In Aim 3, we will functionally validate the genomic aberrations found in Aims 1 and 2 using human and mouse glioma stem cell models. We will validate the molecular basis for responsiveness to PDGFR kinase inhibitors in these systems and as means to discover mechanisms of resistance. We have been collecting and growing a library of fresh human glioma stem cell lines (“living tissue bank”) from our patients grown as neurospheres and propagated in mice. These lines are highly annotated and monitored over time for maintenance of key glioblastoma characteristics using genome-wide technologies. Several of these lines have PDGFR aberrations and have constitutively activated PDGFRA. We also have normal and tumorigenic murine stem cells (Ink4a/ARF-/- with expression of either EGFRvIII, PDGFRA, PIK3CA, BRAF, etc) using retroviral expression constructs. We will use both the human and mouse lines to correlate genetics with response to PDGFR kinase inhibitors and identify molecular mechanisms of resistance. Such data will generate new hypotheses regarding the mechanisms of sensitivity and resistance to PDGFR kinase inhibitors that can then be validated prospectively in ongoing and future human trials. This will also allow us to then plan future studies of combination trials to overcome resistance mechanisms or improve efficacy of PDGFR kinase directed therapies.

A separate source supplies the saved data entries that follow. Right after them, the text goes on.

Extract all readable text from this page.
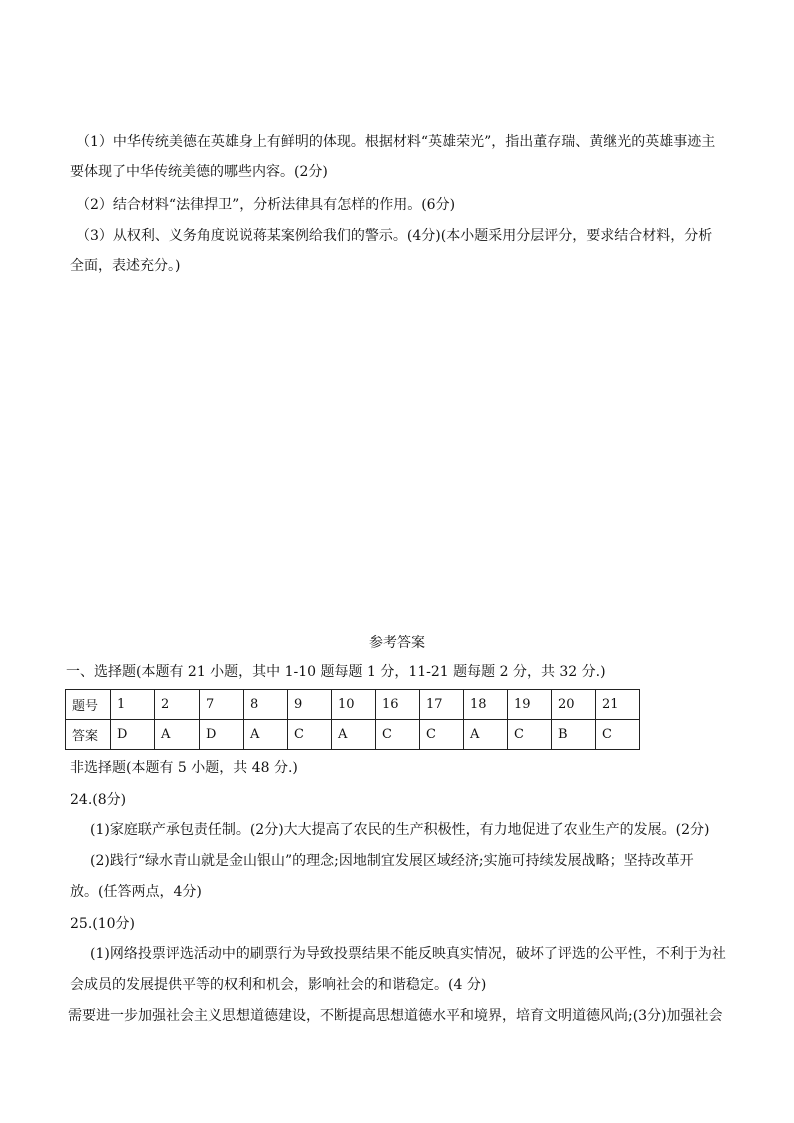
（1）中华传统美德在英雄身上有鲜明的体现。根据材料“英雄荣光”，指出董存瑞、黄继光的英雄事迹主
要体现了中华传统美德的哪些内容。(2分)
（2）结合材料“法律捍卫”，分析法律具有怎样的作用。(6分)
（3）从权利、义务角度说说蒋某案例给我们的警示。(4分)(本小题采用分层评分，要求结合材料，分析
全面，表述充分。)
参考答案
一、选择题(本题有 21 小题，其中 1-10 题每题 1 分，11-21 题每题 2 分，共 32 分.)
题号	1	2	7	8	9	10	16	17	18	19	20	21
答案	D	A	D	A	C	A	C	C	A	C	B	C
非选择题(本题有 5 小题，共 48 分.)
24.(8分)
(1)家庭联产承包责任制。(2分)大大提高了农民的生产积极性，有力地促进了农业生产的发展。(2分)
(2)践行“绿水青山就是金山银山”的理念;因地制宜发展区域经济;实施可持续发展战略；坚持改革开
放。(任答两点，4分)
25.(10分)
(1)网络投票评选活动中的刷票行为导致投票结果不能反映真实情况，破坏了评选的公平性，不利于为社
会成员的发展提供平等的权利和机会，影响社会的和谐稳定。(4 分)
需要进一步加强社会主义思想道德建设，不断提高思想道德水平和境界，培育文明道德风尚;(3分)加强社会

This proposal seeks to fulfill the intent of the JSMF Foundation on many levels. The work proposed is novel and unsupported by any outside funding mechanism at this point. The proposal involves validating a genetic biomarker of response to PDGFR kinase inhibitors in retrospective and prospective clinical trials of glioblastoma and elucidating the mechanisms of sensitivity and resistance. Linking such individual patient tumor genotypes to treatment responsiveness will be the crucial next step to truly personalizing brain tumor therapies and is the focus of my future translational research efforts. This proposal represents a highly collaborative effort between clinicians and scientists in neuro-oncology, neurosurgery, cancer biology, medical oncology, neuroradiology and pathology.